간선도로망을 효율적으로 관리하기 위해서는 도로를 통행하는 교통에 대한 최신의 정확한 정보가 지속적으로 제공되어야 한다. 중차량의 교통량 및 중량 분포를 효과적으로 얻는 방법 중의 하나가 BWIM 기법이며, 이에 대한 연구가 활발히 진행되고 있다. 이 연구는 기존 연구와 달리 교량의 구조적 특성을 활용하여 간편하게 주행차량의 축간거리 및 중량을 추정할 수 있는 단순화된 BWIM(Bridge Weigh-In-Motion) 알고리즘을 개발하기 위해 수행되었다. 가로보가 설치되지 않은 단지간의 RC-T빔교를 연구대상으로 선정하고, 예비현장 실험을 통해 바닥판 및 주거더의 변형률 응답 특성을 확인하였다. 예비현장실험결과에 기초하여 연구대상 교량에 적합한 단순화된 BWIM 알고리즘을 도출하였다. 이 연구를 통해 도출된 BWIM 알고리즘의 타탕성 및 정확성을 현장실험을 통해 검증하였다. 검증실험 결과, 제안된 BWIM 알고리즘은 주행차량의 축간거리 및 총 중량을 3% 미만의 평균 오차를 가지고 추정하는 결과를 나타내었다.

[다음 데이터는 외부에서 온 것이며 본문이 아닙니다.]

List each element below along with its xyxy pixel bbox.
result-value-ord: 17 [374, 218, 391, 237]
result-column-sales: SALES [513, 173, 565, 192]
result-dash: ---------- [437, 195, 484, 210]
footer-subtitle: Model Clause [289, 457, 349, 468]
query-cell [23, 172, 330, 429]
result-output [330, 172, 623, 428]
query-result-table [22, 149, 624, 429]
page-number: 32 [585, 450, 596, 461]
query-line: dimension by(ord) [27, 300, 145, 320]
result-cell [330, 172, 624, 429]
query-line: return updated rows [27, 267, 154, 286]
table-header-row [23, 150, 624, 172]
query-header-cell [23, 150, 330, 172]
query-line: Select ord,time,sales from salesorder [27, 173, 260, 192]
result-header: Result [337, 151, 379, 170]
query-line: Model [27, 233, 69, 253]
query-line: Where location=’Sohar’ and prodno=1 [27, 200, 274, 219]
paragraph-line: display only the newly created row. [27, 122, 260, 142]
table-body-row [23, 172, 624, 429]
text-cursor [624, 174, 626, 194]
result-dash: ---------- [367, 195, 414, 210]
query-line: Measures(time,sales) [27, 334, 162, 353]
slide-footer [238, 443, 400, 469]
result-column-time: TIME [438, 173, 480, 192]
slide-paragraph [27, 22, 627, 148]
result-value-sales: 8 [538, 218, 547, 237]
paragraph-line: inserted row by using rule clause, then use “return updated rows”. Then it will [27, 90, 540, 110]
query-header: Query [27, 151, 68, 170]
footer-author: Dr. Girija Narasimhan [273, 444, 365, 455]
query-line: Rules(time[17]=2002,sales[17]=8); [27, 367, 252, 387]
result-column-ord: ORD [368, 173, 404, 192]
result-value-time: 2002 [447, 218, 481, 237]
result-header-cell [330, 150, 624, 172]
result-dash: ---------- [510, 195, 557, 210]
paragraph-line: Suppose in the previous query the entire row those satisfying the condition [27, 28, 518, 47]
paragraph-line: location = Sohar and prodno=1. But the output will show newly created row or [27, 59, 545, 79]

A thorough administration of the arterial road network requires a continuous supply of updated and accurate information about the traffic that travels on the roads. One of the ways to effectively obtain the traffic volume and weight distribution of heavy vehicles is the BWIM technique, which is actively being studied. Unlike previous studies, this study was performed to develop a simplified Bridge Weigh-In-Motion (BWIM) algorithm that can easily estimate the axle spacing and weight of a traveling vehicle by utilizing the structural characteristics of the bridge. A short span RC T-beam bridge with no crossbeam installed was selected for the study, and then the strain response characteristics of bridge deck and girder was checked through preliminary field test. Based on the preliminary field test results, a simplified BWIM algorithm suitable for the bridge to be studied was derived. The validity and accuracy of the BWIM algorithm derived in this study were verified through field test. As a result of the verification test, the proposed BWIM algorithm can estimate the axle spacing and gross weight of the travelling vehicles with the average percent error of less than 3%.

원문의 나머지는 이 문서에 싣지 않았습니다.